Ahsen Ilhan

ÜÇ NOKTA


Скачать книгу

g>Ahsen İlhan

      Marmara Üniversitesi Sanat Tarihi Bölümü ‘yüksek onur’ mezunu. İki yıl edebiyat bölümüne devam etti. Amatör olarak ud, saz, gitar ve tambur çalıyor. Kitap, tashih ve redaksiyon işleriyle meşgul. Yeni Şafak bulmaca sayfasını hazırlıyor ve Haber Ajanda, Kültür Ajanda dergilerinde yazarlık yapıyor.

      İlk Söz

      Bu kitap bir muhabbettir. Kalpte yük hâline gelmiş sözcüklerin dile gelişi, dostane bir anlatım ve bazen de kendi içime yol alan bir fısıltı… Söylemenin, söyletene hürmetle yapılması gerektiğinin inancıyla başladığım bu konuşma, içimdeki ‘anlam’ arayışı ve bu arayışa olan özlemin bir yansıması olarak şekillendi. Nasıl başladığı ve nasıl bittiği hakkında fikir sahibi bile değilim.
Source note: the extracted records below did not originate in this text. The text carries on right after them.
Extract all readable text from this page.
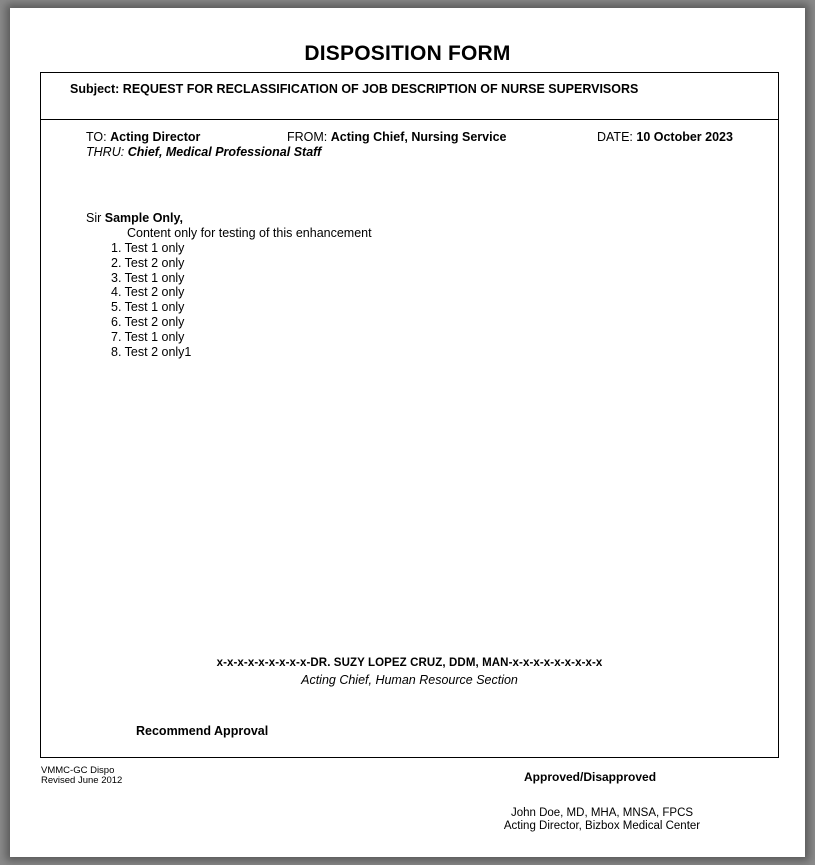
DISPOSITION FORM
Subject: REQUEST FOR RECLASSIFICATION OF JOB DESCRIPTION OF NURSE SUPERVISORS
TO: Acting Director	FROM: Acting Chief, Nursing Service	DATE: 10 October 2023
THRU: Chief, Medical Professional Staff
Sir Sample Only,
Content only for testing of this enhancement
1. Test 1 only
2. Test 2 only
3. Test 1 only
4. Test 2 only
5. Test 1 only
6. Test 2 only
7. Test 1 only
8. Test 2 only1
x-x-x-x-x-x-x-x-x-DR. SUZY LOPEZ CRUZ, DDM, MAN-x-x-x-x-x-x-x-x-x
Acting Chief, Human Resource Section
Recommend Approval
VMMC-GC Dispo
Revised June 2012	Approved/Disapproved
John Doe, MD, MHA, MNSA, FPCS
Acting Director, Bizbox Medical Center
Hiçbir kurgu ve planlama olmaksızın, sayfaların nezdinde sizlere konuşmuş bulunuyorum. ‘Ben’ derken hissettiğim samimiyeti, bir başka ben olan ‘sen’ derken de kullandığımı, açık yüreklilikle söylemek istiyorum. Ben derken ‘sana’, sen derken ‘bana’ söylediklerimin -iki cihanda da- yükümlülüğünü almanın kaçınılmaz esaretiyle bu muhabbeti beyan ediyorum. Sohbet boyunca tekraren dile getireceğim gibi; bakmakla görmek ve duymakla anlamak arasındaki farkı sezebilen, sezebilmeye emek veren herkese selam ile…
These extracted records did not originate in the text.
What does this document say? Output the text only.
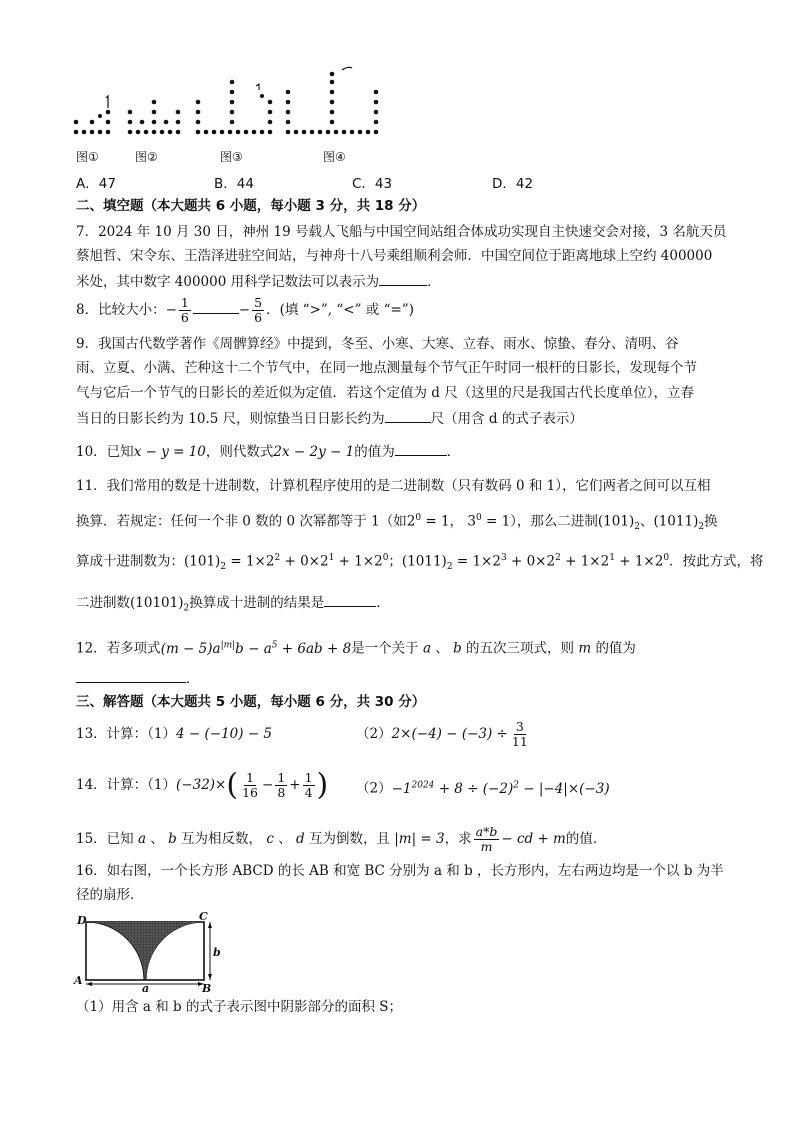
图①	图②	图③	图④
A．47	B．44	C．43	D．42
二、填空题（本大题共 6 小题，每小题 3 分，共 18 分）
7．2024 年 10 月 30 日，神州 19 号载人飞船与中国空间站组合体成功实现自主快速交会对接，3 名航天员
蔡旭哲、宋令东、王浩泽进驻空间站，与神舟十八号乘组顺利会师．中国空间位于距离地球上空约 400000
米处，其中数字 400000 用科学记数法可以表示为	．
8．比较大小：− $\frac{1}{6}$	− $\frac{5}{6}$ ．(填 “>”, “<” 或 “=”)
9．我国古代数学著作《周髀算经》中提到，冬至、小寒、大寒、立春、雨水、惊蛰、春分、清明、谷
雨、立夏、小满、芒种这十二个节气中，在同一地点测量每个节气正午时同一根杆的日影长，发现每个节
气与它后一个节气的日影长的差近似为定值．若这个定值为 d 尺（这里的尺是我国古代长度单位），立春
当日的日影长约为 10.5 尺，则惊蛰当日日影长约为	尺（用含 d 的式子表示）
10．已知x − y = 10，则代数式2x − 2y − 1的值为	．
11．我们常用的数是十进制数，计算机程序使用的是二进制数（只有数码 0 和 1），它们两者之间可以互相
换算．若规定：任何一个非 0 数的 0 次幂都等于 1（如$2^0 = 1$， $3^0 = 1$），那么二进制$(101)_2$、$(1011)_2$换
算成十进制数为：$(101)_2 = 1\times 2^2 + 0\times 2^1 + 1\times 2^0$；$(1011)_2 = 1\times 2^3 + 0\times 2^2 + 1\times 2^1 + 1\times 2^0$．按此方式，将
二进制数$(10101)_2$换算成十进制的结果是	．
12．若多项式$(m - 5)a^{|m|}b - a^5 + 6ab + 8$是一个关于 a 、 b 的五次三项式，则 m 的值为
．
三、解答题（本大题共 5 小题，每小题 6 分，共 30 分）
13．计算：（1）4 − (−10) − 5	$(2)2\times(-4) - (-3) \div \frac{3}{11}$
14．计算：$(1)(-32)\times( \frac{1}{16} - \frac{1}{8} + \frac{1}{4}$ ) $(2)-1^{2024} + 8 \div (-2)^2 - |-4|\times(-3)$
15．已知 a 、 b 互为相反数， c 、 d 互为倒数，且 |m| = 3，求 $\frac{a*b}{m}$ − cd + m的值．
16．如右图，一个长方形 ABCD 的长 AB 和宽 BC 分别为 a 和 b ，长方形内，左右两边均是一个以 b 为半
径的扇形．
D	C
A
B
a
b
（1）用含 a 和 b 的式子表示图中阴影部分的面积 S；
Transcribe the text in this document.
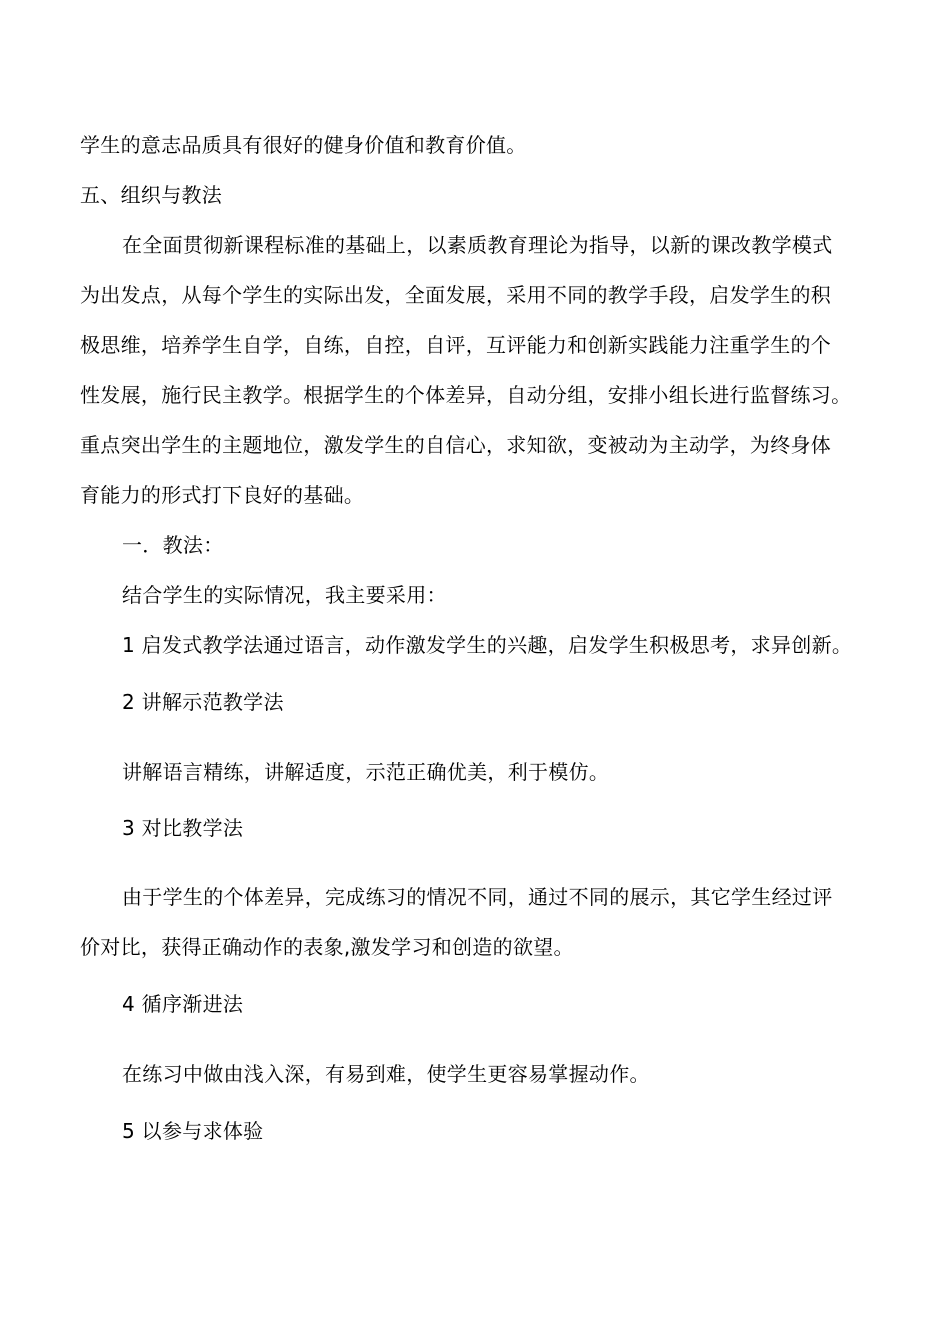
学生的意志品质具有很好的健身价值和教育价值。
五、组织与教法
在全面贯彻新课程标准的基础上，以素质教育理论为指导，以新的课改教学模式
为出发点，从每个学生的实际出发，全面发展，采用不同的教学手段，启发学生的积
极思维，培养学生自学，自练，自控，自评，互评能力和创新实践能力注重学生的个
性发展，施行民主教学。根据学生的个体差异，自动分组，安排小组长进行监督练习。
重点突出学生的主题地位，激发学生的自信心，求知欲，变被动为主动学，为终身体
育能力的形式打下良好的基础。
一．教法：
结合学生的实际情况，我主要采用：
1 启发式教学法通过语言，动作激发学生的兴趣，启发学生积极思考，求异创新。
2 讲解示范教学法
讲解语言精练，讲解适度，示范正确优美，利于模仿。
3 对比教学法
由于学生的个体差异，完成练习的情况不同，通过不同的展示，其它学生经过评
价对比，获得正确动作的表象,激发学习和创造的欲望。
4 循序渐进法
在练习中做由浅入深，有易到难，使学生更容易掌握动作。
5 以参与求体验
      Öncelikle, tüm bu muhabbet dâhilinde dile getirilen âcizane fikirlerim ve sözlerim için Allah’a hamd ediyorum. Her bir söz, her bir satır ve ne kadar eser varsa kâinatta hepsi; Yüce Allah’ın inayetiyledir. Bunun; ‘ben’deki ‘ben’ için geçerli olduğu kadar, ‘sen’deki ‘ben’ için de geçerli olduğuna inancım sonsuz… Hoş bir tını bırakan ne kadar söz varsa âlemde, söyleyenin aracı olduğu bir yolculuktan ibaret!.. Ben de bana bu sohbetin sözlerini nasip eden Rabbime şükran ve hamd ile, bu yolculukta aracı olmanın heyecanını yaşıyorum. Her birimiz, hikmetli ve kalbe dokunan sözlerde aracı olmanın zekatını -sanırım- ömür boyu ödeyemeyiz.

      Kitabın adı hakkında da düşünülmemiş, kendince şekillenmiş sebeplerden bahsetmek isterim. Söylediğim üzere bu kitap bir muhabbettir. Muhabbetlerde de cümlelerin akışı, nasıl ki kesik ve sırasız kelimelerle şekilleniyorsa, benim sohbetim de bu minvalde can buldu. Bu sebepledir ki; dost muhabbetlerindeki üç noktalı cümleler, tüm kitap boyunca dinleyiciyi karşılayacaktır. Dil ve imla kurallarına saygı sınırlarında olmakla birlikte, pek çok kez konuşma vurgusunu karşıya geçirebilmede çeşitli noktalama figürleri kullandığımı da belirtmem gerekiyor.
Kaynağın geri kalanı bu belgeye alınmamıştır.